Notable hotels in Andorra include:

===Hotel Bellavista===

Hotel Bellavista is a former hotel located in Andorra la Vella. Its facade is registered in the Cultural Heritage of Andorra. It was built in 1938–40.

===Hotel Bringué===

Hotel Bringué is in Ordino

===Hotel Kandahar===

Hotel Kandahar is at the El Pas de la Casa ski resort. Hotel Kandahar is a four-star skiing resort hotel in Pas de la Casa, Andorra. It is located in the town centre at an altitude of about 6840 ft, in close proximity to the ski lift and rental shops.

The hotel contains 63 rooms with a maximum capacity of 160 people, with up to four people per room. Its restaurant, with Hotel Gastronòmic status, serves international cuisine fused with local Andorran culinary influences. A 2007 article by the Chicago Sun-Times noted that it cost 100 euros a night and featured a dance club in the basement, meeting "Andorra's earlier reputation as a party haven". The hotel is only open during the skiing season (from December to April).

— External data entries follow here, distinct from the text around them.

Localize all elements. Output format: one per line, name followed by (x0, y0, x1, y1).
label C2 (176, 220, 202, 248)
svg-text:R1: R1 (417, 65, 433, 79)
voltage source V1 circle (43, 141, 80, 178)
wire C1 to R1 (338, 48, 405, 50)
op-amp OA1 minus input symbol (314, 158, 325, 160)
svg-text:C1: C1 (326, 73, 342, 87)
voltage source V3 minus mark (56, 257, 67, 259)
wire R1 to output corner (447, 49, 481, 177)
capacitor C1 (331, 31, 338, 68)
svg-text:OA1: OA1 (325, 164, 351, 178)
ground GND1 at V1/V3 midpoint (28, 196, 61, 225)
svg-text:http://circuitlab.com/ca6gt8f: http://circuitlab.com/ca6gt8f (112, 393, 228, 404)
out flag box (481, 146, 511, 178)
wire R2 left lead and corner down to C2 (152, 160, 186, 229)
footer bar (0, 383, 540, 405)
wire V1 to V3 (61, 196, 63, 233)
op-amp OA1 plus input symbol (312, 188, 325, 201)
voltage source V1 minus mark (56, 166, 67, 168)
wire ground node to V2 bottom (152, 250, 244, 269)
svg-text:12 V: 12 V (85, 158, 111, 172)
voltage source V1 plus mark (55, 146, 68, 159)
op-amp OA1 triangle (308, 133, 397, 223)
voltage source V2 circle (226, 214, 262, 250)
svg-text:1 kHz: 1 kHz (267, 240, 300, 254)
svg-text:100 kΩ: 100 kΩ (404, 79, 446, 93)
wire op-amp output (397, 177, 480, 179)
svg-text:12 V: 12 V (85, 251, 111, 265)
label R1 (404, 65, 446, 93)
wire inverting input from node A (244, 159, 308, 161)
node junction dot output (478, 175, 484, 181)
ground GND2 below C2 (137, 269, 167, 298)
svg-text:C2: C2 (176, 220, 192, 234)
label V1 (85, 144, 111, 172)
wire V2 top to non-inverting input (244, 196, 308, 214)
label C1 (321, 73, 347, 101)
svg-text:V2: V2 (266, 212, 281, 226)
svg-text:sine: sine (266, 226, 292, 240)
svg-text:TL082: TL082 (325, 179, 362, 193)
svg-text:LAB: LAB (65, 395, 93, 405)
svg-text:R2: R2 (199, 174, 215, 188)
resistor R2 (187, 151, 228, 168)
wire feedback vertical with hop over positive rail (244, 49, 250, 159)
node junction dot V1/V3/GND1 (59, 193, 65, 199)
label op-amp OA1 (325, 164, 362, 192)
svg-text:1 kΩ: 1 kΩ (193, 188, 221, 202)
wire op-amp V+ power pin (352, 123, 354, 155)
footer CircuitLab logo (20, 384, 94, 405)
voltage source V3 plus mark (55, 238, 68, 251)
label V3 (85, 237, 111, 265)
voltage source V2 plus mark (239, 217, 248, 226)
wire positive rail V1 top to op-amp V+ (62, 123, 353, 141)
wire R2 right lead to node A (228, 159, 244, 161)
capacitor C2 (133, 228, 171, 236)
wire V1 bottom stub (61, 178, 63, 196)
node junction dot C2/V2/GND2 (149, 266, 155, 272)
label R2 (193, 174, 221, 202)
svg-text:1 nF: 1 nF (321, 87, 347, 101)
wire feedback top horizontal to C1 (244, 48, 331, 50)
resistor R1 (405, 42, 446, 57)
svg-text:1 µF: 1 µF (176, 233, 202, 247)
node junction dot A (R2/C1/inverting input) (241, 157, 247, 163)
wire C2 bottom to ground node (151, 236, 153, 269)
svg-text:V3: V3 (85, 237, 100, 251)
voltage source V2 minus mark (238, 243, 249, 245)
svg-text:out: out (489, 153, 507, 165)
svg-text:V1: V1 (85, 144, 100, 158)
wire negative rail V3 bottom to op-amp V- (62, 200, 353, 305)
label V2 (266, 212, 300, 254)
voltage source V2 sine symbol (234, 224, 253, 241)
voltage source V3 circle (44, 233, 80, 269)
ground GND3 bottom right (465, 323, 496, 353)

The hotel is now a spa hotel; the spa opened in December 2012, featuring a "sauna, a hammam, a Jacuzzi, a hot and cold footbath, two hotbeds and three hydro jet showers".

===Hostal Palanques===
Hostal Palanques is a hostal located at Avinguda Sant Antoni, 16 in La Massana Parish. It is a heritage property registered in the Cultural Heritage of Andorra. It was built in 1933–35.

===Hotel Pyrénées===
Hotel Pyrénées is a four-star hotel in Andorra la Vella, Andorra.

===Sport Hotel===

Sport Hotel is a four-star 148-room resort hotel in Soldeu, Andorra.